Теперь я должен рассказать о последнем этапе этой истории, о переходе от веры вообще к Христианству, но об этом я сам знаю очень мало. Может показаться странным, что из всех духовных событий моей молодости я хуже всего помню последнее, но на то есть две причины: во–первых, по мере приближения к старости мы лучше помним более отдаленные события; во–вторых, едва я обрел веру — еще «веру вообще», как я практически избавился (и давно пора, скажет читатель) от хлопотливой пристальности, с какой прежде всматривался в свое духовное развитие и различные состояния мысли. Для многих нормальных и здоровых экстравертов с обращения к вере впервые начинается самоанализ, а у меня все вышло наоборот: копаться в себе я, разумеется, не перестал, но теперь занимался этим редко (так мне кажется, я не все помню) и с разумной целью: ради исполнения долга, самообуздания — словом, из хобби или привычки это сделалось нелегкой повинностью. С веры и молитвы начался опыт экстраверта; как говорится, я был извлечен из своей скорлупы. Даже если бы теизм не дал мне больше ничего, следовало радоваться уже тому, что он исцелил меня от глупой, поглощающей время привычки вести дневник. Даже для автобиографии дневник оказался не столь полезен, как я надеялся. Каждый день записываешь то, что показалось тебе значимым, по, конечно, внутри этого дня ты еще не можешь различить, что окажется важным в дальнейшем. Единственная польза, которую я извлек из ведения дневника, заключалась в том, что я сумел но заслугам оценить изумительный талант Босуэлла. Я изо всех сил старался записывать беседы, в которых нередко принимали участие весьма интересные и необычные люди, однако ни один из них не ожил в моем дневнике. Очевидно, Восуэлл писал не документальный репортаж, а что–то совсем иное, чтобы изобразить Лэнгтона, Боклерка, Уилкса и всех прочих.

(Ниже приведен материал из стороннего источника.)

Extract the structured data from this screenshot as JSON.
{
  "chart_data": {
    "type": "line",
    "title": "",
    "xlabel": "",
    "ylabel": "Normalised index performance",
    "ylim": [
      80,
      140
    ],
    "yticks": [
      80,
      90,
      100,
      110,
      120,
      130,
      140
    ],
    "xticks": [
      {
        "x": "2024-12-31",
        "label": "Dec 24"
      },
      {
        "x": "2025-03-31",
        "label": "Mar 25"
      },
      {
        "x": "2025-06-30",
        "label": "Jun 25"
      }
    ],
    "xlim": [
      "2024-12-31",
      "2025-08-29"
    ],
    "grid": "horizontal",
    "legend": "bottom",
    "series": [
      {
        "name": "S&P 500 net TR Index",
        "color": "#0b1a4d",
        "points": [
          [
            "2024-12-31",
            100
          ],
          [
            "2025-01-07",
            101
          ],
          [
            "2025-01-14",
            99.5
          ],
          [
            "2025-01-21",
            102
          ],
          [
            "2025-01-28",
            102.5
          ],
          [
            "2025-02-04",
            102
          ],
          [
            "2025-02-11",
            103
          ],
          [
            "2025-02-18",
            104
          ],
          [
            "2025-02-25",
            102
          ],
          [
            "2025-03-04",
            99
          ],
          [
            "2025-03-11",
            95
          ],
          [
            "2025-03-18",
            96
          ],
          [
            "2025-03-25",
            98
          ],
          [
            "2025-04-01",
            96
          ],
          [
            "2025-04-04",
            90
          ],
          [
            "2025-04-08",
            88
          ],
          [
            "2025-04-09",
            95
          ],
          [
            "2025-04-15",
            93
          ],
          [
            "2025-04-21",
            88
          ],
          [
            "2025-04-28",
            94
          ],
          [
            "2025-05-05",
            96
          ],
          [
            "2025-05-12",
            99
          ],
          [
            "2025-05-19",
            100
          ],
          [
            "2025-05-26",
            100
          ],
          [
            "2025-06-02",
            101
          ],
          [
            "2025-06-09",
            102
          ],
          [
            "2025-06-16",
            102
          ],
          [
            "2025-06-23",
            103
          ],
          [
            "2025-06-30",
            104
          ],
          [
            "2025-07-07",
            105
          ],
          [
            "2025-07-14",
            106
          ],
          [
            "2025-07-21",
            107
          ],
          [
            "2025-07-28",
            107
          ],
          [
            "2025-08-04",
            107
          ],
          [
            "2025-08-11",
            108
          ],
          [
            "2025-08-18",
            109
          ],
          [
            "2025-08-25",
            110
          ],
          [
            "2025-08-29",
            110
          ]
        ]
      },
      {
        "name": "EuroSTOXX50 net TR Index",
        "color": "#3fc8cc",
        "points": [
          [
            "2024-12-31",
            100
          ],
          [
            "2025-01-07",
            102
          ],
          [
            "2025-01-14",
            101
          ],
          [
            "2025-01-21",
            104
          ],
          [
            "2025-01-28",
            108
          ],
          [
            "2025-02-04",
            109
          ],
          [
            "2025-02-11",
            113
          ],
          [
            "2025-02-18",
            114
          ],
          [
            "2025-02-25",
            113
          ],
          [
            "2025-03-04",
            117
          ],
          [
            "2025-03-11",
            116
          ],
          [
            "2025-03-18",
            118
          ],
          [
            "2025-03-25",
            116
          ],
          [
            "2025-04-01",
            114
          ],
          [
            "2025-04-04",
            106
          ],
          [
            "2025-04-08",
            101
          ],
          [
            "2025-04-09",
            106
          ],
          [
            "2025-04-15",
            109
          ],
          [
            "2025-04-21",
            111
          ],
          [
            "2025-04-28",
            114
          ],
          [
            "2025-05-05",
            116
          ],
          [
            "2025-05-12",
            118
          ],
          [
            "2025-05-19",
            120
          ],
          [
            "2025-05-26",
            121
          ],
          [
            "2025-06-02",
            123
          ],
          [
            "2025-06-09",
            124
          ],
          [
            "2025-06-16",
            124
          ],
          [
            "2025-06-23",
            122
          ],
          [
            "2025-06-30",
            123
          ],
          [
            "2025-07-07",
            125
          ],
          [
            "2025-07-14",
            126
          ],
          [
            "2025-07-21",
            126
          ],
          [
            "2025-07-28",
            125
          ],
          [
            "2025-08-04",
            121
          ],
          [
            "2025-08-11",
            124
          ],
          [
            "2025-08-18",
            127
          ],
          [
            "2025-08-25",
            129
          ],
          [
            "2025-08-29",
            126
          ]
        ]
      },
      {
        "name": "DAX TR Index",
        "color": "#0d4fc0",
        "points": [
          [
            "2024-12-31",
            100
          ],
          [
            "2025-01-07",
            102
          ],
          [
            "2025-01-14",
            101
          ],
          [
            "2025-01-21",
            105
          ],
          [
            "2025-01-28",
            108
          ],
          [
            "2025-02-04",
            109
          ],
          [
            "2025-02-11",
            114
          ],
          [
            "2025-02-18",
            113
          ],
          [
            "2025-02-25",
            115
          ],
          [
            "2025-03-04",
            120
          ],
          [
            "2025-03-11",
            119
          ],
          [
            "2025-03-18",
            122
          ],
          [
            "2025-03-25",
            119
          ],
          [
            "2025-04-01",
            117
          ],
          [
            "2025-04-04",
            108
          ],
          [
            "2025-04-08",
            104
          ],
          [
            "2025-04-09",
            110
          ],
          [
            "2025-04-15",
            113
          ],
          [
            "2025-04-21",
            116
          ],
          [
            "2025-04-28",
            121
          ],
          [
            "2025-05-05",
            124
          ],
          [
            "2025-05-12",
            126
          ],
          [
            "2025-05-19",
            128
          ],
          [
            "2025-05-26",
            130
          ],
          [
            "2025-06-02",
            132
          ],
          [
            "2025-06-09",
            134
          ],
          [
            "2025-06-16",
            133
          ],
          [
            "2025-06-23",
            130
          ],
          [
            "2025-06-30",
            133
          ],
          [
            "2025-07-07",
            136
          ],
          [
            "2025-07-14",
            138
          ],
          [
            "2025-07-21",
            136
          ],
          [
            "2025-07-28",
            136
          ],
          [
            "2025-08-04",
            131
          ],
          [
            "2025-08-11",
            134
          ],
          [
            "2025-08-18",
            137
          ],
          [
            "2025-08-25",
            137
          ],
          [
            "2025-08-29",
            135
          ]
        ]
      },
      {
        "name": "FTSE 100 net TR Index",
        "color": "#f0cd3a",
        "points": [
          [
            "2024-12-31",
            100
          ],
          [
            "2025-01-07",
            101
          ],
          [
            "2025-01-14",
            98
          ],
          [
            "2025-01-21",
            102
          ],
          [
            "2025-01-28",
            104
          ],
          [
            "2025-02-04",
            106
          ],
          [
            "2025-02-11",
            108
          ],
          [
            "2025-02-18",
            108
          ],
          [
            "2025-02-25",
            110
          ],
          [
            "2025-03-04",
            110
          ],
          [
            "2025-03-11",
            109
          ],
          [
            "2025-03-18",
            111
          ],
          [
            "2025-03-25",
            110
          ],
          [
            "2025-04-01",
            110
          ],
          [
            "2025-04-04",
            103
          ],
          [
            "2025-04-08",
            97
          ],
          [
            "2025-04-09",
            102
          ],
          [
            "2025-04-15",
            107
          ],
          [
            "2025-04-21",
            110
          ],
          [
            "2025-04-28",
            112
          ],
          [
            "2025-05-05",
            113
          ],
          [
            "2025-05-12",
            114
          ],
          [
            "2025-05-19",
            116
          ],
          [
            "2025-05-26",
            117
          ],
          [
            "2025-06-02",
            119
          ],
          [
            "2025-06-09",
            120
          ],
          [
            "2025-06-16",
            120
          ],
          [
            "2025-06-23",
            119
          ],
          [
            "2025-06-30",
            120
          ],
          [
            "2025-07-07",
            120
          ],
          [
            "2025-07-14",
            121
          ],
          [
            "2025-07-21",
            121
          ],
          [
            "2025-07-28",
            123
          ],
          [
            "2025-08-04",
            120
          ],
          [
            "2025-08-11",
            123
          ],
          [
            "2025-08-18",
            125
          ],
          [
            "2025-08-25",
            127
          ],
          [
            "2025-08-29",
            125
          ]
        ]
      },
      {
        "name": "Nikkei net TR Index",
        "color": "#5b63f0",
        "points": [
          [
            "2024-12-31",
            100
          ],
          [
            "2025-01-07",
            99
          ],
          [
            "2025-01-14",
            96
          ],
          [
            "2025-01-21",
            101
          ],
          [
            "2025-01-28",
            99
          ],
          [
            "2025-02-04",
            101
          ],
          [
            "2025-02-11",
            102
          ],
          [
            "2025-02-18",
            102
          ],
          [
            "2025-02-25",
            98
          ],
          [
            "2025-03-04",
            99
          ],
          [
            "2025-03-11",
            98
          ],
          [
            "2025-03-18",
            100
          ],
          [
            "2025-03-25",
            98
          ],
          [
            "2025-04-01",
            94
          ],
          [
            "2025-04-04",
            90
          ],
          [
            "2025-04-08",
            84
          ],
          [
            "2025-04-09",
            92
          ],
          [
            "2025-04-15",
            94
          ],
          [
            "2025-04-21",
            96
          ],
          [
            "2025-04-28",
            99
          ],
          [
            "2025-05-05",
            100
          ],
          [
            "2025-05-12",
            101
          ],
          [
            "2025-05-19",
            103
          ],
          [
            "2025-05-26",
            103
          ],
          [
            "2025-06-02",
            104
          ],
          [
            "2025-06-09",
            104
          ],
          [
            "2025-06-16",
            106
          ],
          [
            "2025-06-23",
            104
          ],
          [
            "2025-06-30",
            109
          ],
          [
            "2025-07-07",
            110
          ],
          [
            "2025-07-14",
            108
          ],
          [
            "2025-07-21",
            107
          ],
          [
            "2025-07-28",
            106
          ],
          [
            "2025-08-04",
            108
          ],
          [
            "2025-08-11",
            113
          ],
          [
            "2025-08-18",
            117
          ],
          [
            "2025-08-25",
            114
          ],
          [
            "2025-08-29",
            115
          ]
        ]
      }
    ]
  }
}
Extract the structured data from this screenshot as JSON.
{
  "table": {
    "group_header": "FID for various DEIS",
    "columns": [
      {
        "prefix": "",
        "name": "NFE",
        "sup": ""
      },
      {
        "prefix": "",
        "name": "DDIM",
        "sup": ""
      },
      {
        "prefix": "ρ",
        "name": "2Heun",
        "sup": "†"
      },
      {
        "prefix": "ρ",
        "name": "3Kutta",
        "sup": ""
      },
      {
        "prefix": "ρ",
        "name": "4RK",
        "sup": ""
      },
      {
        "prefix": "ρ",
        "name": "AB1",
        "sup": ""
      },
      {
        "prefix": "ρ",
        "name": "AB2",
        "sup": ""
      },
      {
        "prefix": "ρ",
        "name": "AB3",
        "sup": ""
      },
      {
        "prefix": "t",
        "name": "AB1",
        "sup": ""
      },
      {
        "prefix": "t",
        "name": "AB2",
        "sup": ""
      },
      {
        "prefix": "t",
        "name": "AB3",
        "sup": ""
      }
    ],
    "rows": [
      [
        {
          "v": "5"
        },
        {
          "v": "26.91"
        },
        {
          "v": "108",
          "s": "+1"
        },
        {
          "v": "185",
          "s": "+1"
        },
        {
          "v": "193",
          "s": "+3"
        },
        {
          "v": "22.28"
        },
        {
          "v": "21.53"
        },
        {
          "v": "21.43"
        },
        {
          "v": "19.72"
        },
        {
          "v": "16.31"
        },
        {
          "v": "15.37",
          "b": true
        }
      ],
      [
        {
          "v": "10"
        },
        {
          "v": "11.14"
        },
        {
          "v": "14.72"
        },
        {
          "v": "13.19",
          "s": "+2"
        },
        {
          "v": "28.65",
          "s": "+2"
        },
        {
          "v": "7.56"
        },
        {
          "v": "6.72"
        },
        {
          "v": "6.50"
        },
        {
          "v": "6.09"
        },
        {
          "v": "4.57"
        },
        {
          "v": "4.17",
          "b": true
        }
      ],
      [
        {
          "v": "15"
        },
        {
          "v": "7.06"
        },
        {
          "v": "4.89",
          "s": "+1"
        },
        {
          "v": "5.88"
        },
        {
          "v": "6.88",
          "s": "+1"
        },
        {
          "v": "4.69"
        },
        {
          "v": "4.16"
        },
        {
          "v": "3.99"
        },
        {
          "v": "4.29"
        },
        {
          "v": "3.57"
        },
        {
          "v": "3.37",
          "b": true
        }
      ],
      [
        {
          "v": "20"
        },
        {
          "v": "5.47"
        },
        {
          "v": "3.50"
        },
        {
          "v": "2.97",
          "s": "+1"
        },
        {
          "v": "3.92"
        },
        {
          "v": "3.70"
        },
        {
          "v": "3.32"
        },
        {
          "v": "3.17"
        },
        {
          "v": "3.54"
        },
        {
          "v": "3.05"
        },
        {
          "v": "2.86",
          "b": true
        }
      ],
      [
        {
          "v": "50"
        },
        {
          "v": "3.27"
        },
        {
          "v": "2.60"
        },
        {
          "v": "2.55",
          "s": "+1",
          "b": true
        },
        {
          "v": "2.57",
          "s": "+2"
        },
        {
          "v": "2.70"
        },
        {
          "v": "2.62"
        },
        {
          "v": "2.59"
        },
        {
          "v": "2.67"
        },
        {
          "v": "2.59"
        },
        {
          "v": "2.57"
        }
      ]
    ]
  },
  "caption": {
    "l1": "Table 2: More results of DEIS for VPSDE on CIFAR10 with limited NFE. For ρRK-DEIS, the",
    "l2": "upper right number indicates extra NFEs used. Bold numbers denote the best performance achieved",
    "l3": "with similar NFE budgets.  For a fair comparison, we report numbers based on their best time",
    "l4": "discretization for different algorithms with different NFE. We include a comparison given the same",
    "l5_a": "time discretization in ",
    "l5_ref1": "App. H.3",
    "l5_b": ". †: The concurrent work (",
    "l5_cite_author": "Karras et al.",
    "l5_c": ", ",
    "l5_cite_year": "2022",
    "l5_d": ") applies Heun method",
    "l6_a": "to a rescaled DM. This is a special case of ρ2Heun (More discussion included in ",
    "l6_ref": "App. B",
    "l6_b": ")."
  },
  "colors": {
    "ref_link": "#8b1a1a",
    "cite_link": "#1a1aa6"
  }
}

Как только я сделался теистом, я начал по воскресеньям ходить в приходскую церковь, а по будням — в часовню своего колледжа. Делал я это не потому, что принял христианство, и не потому, что счел ничтожным различие между этой верой и «верой вообще», — просто я счел, что надо каким–то совершенно очевидным жестом продемонстри–ровать свою принадлежность к определенному «лагерю». Я действовал из чувства чести (быть может, ложно понятого).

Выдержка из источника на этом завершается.